Legendary filmmaker John Hughes dies suddenly at 59

John Hughes
John Hughes

Legendary filmmaker John Hughes, who singlehandedly created and sustained Chicago’s film industry in the 1980s and 1990s, died of a heart attack Aug. 6, while in Manhattan, where he’d been visiting family.

He is most closely associated with generation-defining, class conscious coming-of-age movies that championed the young and put-upon, and for finding and introducing young actors, who became known as the “Brat Pack.”

One of his actors, Bill Paxton (Weird Science, 1985), called him “a boy wonder, like Orson Wells, a director’s director, a writer’s writer, a filmmaker’s filmmaker. He was one of the giants.”

Former Chicagoan Barbara Roche, whose company cast thousands of extras for 9 of Hughes 13 Chicago films over a jam-packed decade, tells the legend of how Hughes’ illustrious career got started.

A copywriter at Leo Burnett at the time, John Hughes walked into the Illinois Film Office one day in the late 70s and asked location scout Ron Ver Kuilen’s advice on how to sell his screenplays to Hollywood.

Ver Kuilen told the young man to bring in some of his work and the next day Hughes returned with a box filled with comedy scripts, “one better than the other,” Ver Kuilen said, and he introduced him to Hollywood producers.

The first of the only eight films he directed was Sixteen Candles. It was set in Highland Park, one of the several North Shore suburbs he liked for locations, and grossed over $38 million.

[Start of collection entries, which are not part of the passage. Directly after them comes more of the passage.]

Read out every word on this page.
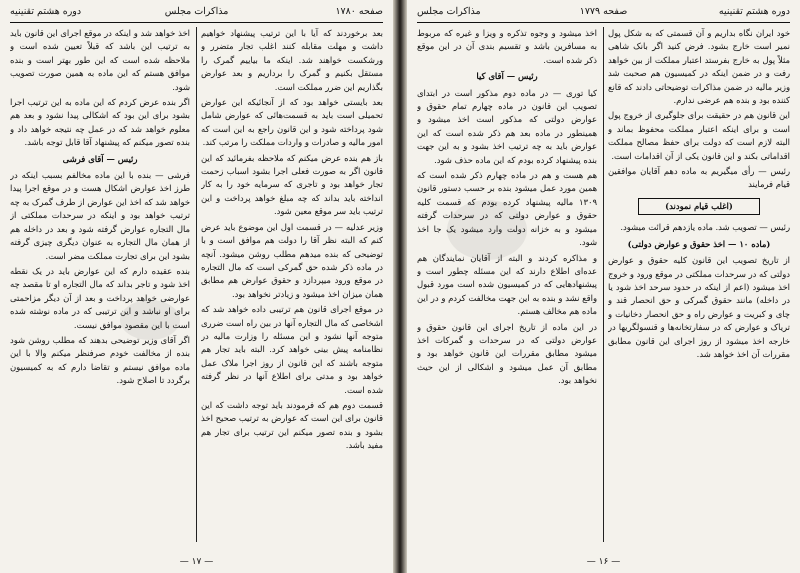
صفحه ۱۷۸۰
مذاکرات مجلس
دوره هشتم تقنینیه

بعد برخوردند که آیا با این ترتیب پیشنهاد خواهیم داشت و مهلت مقابله کنند اغلب تجار متضرر و ورشکست خواهند شد. اینکه ما بیاییم گمرک را مستقل بکنیم و گمرک را برداریم و بعد عوارض بگذاریم این ضرر مملکت است.

بعد بایستی خواهد بود که از آنجائیکه این عوارض تحمیلی است باید به قسمت‌هائی که عوارض شامل شود پرداخته شود و این قانون راجع به این است که امور مالیه و صادرات و واردات مملکت را مرتب کند.

باز هم بنده عرض میکنم که ملاحظه بفرمائید که این قانون اگر به صورت فعلی اجرا بشود اسباب زحمت تجار خواهد بود و تاجری که سرمایه خود را به کار انداخته باید بداند که چه مبلغ خواهد پرداخت و این ترتیب باید سر موقع معین شود.

وزیر عدلیه — در قسمت اول این موضوع باید عرض کنم که البته نظر آقا را دولت هم موافق است و با توضیحی که بنده میدهم مطلب روشن میشود. آنچه در ماده ذکر شده حق گمرکی است که مال التجاره در موقع ورود میپردازد و حقوق عوارض هم مطابق همان میزان اخذ میشود و زیادتر نخواهد بود.

در موقع اجرای قانون هم ترتیبی داده خواهد شد که اشخاصی که مال التجاره آنها در بین راه است ضرری متوجه آنها نشود و این مسئله را وزارت مالیه در نظامنامه پیش بینی خواهد کرد. البته باید تجار هم متوجه باشند که این قانون از روز اجرا ملاک عمل خواهد بود و مدتی برای اطلاع آنها در نظر گرفته شده است.

قسمت دوم هم که فرمودند باید توجه داشت که این قانون برای این است که عوارض به ترتیب صحیح اخذ بشود و بنده تصور میکنم این ترتیب برای تجار هم مفید باشد.

اخذ خواهد شد و اینکه در موقع اجرای این قانون باید به ترتیب این باشد که قبلاً تعیین شده است و ملاحظه شده است که این طور بهتر است و بنده موافق هستم که این ماده به همین صورت تصویب شود.

اگر بنده عرض کردم که این ماده به این ترتیب اجرا بشود برای این بود که اشکالی پیدا نشود و بعد هم معلوم خواهد شد که در عمل چه نتیجه خواهد داد و بنده تصور میکنم که پیشنهاد آقا قابل توجه باشد.

رئیس — آقای فرشی

فرشی — بنده با این ماده مخالفم بسبب اینکه در طرز اخذ عوارض اشکال هست و در موقع اجرا پیدا خواهد شد که اخذ این عوارض از طرف گمرک به چه ترتیب خواهد بود و اینکه در سرحدات مملکتی از مال التجاره عوارض گرفته شود و بعد در داخله هم از همان مال التجاره به عنوان دیگری چیزی گرفته بشود این برای تجارت مملکت مضر است.

بنده عقیده دارم که این عوارض باید در یک نقطه اخذ شود و تاجر بداند که مال التجاره او تا مقصد چه عوارضی خواهد پرداخت و بعد از آن دیگر مزاحمتی برای او نباشد و این ترتیبی که در ماده نوشته شده است با این مقصود موافق نیست.

اگر آقای وزیر توضیحی بدهند که مطلب روشن شود بنده از مخالفت خودم صرفنظر میکنم والا با این ماده موافق نیستم و تقاضا دارم که به کمیسیون برگردد تا اصلاح شود.

— ۱۷ —
دوره هشتم تقنینیه
صفحه ۱۷۷۹
مذاکرات مجلس

خود ایران نگاه بداریم و آن قسمتی که به شکل پول نمیر است خارج بشود. فرض کنید اگر بانک شاهی مثلاً پول به خارج بفرستد اعتبار مملکت از بین خواهد رفت و در ضمن اینکه در کمیسیون هم صحبت شد وزیر مالیه در ضمن مذاکرات توضیحاتی دادند که قانع کننده بود و بنده هم عرضی ندارم.

این قانون هم در حقیقت برای جلوگیری از خروج پول است و برای اینکه اعتبار مملکت محفوظ بماند و البته لازم است که دولت برای حفظ مصالح مملکت اقداماتی بکند و این قانون یکی از آن اقدامات است.

رئیس — رأی میگیریم به ماده دهم آقایان موافقین قیام فرمایند

(اغلب قیام نمودند)

رئیس — تصویب شد. ماده یازدهم قرائت میشود.

(ماده ۱۰ — اخذ حقوق و عوارض دولتی)

از تاریخ تصویب این قانون کلیه حقوق و عوارض دولتی که در سرحدات مملکتی در موقع ورود و خروج اخذ میشود (اعم از اینکه در حدود سرحد اخذ شود یا در داخله) مانند حقوق گمرکی و حق انحصار قند و چای و کبریت و عوارض راه و حق انحصار دخانیات و تریاک و عوارض که در سفارتخانه‌ها و قنسولگریها در خارجه اخذ میشود از روز اجرای این قانون مطابق مقررات آن اخذ خواهد شد.

اخذ میشود و وجوه تذکره و ویزا و غیره که مربوط به مسافرین باشد و تقسیم بندی آن در این موقع ذکر شده است.

رئیس — آقای کیا

کیا توری — در ماده دوم مذکور است در ابتدای تصویب این قانون در ماده چهارم تمام حقوق و عوارض دولتی که مذکور است اخذ میشود و همینطور در ماده بعد هم ذکر شده است که این عوارض باید به چه ترتیب اخذ بشود و به این جهت بنده پیشنهاد کرده بودم که این ماده حذف شود.

هم هست و هم در ماده چهارم ذکر شده است که همین مورد عمل میشود بنده بر حسب دستور قانون ۱۳۰۹ مالیه پیشنهاد کرده بودم که قسمت کلیه حقوق و عوارض دولتی که در سرحدات گرفته میشود و به خزانه دولت وارد میشود یک جا اخذ شود.

و مذاکره کردند و البته از آقایان نمایندگان هم عده‌ای اطلاع دارند که این مسئله چطور است و پیشنهادهایی که در کمیسیون شده است مورد قبول واقع نشد و بنده به این جهت مخالفت کردم و در این ماده هم مخالف هستم.

در این ماده از تاریخ اجرای این قانون حقوق و عوارض دولتی که در سرحدات و گمرکات اخذ میشود مطابق مقررات این قانون خواهد بود و مطابق آن عمل میشود و اشکالی از این حیث نخواهد بود.

— ۱۶ —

Thereafter, he produced Chicago films non-stop: The Breakfast Club, 1985; Weird Science, 1985; Ferris Bueller’s Day Off, 1986; Planes, Trains and Automobiles, 1987; She’s Having a Baby, 1988, Uncle Buck, 1989; Home Alone, 1990; Only the Lonely, 1991; Dutch, 1991; Curly Sue, 1991; Dennis the Menace, 1993 and Baby’s Day Out, 1994.

Hughes’ greatest box office success was his $15 million-budgeted Home Alone, shot in Winnetka, which he wrote and produced but did not direct. It grossed $534 million worldwide and spawned a Home Alone franchise of four successors.

Recently, CFO director Rich Moskal, who worked in the IFO when John Hughes came in with his box of scripts, told the Tribune that he “toyed with the idea of making a film for the 2016 Olympic bid. He loved Chicago and wanted to promote that to the woirld community. But like many of John’s recent projects, it stayed in his head and never took hold.”

“Chicago owes John Hughes big time for creating and producing major studio movies, all made in Chicago, when he could just as easily have shot them in Hollywood or other locations,” says Roche, whose casting company first worked with Hughes on She’s Having a Baby in 1988.

“We were told that John never used the same casting company twice, so we were surprised and thrilled when we were called back after She’s Having a Baby,” she recalls. “He was difficult but brilliant, and to keep up with him, you had to get in his head.”

A native of Lansing, Michigan, Hughes grew up in Glenview. He attended Glenbrook North high school in Northbrook, where he was the odd kid out among the rich students, and graduated in 1968. The school was later the frequent locale for his teen angst comedies.

Throughout his career, Hughes remained in the Chicago area. “His reason for working and living on the North Shore was that he didn’t enjoy the trappings of Hollywood.”

His current residence was Williams Bay, Wisconsin. Although his movies made billions, he chose to live on the North Shore. The closest he came to a Beverly Hills lifestyle was a Lake Forest mansion on the lake, where he lived reclusively for 25 years.

He is survived by his wife of 30 years, Nancy Hughes, and two sons, James and John.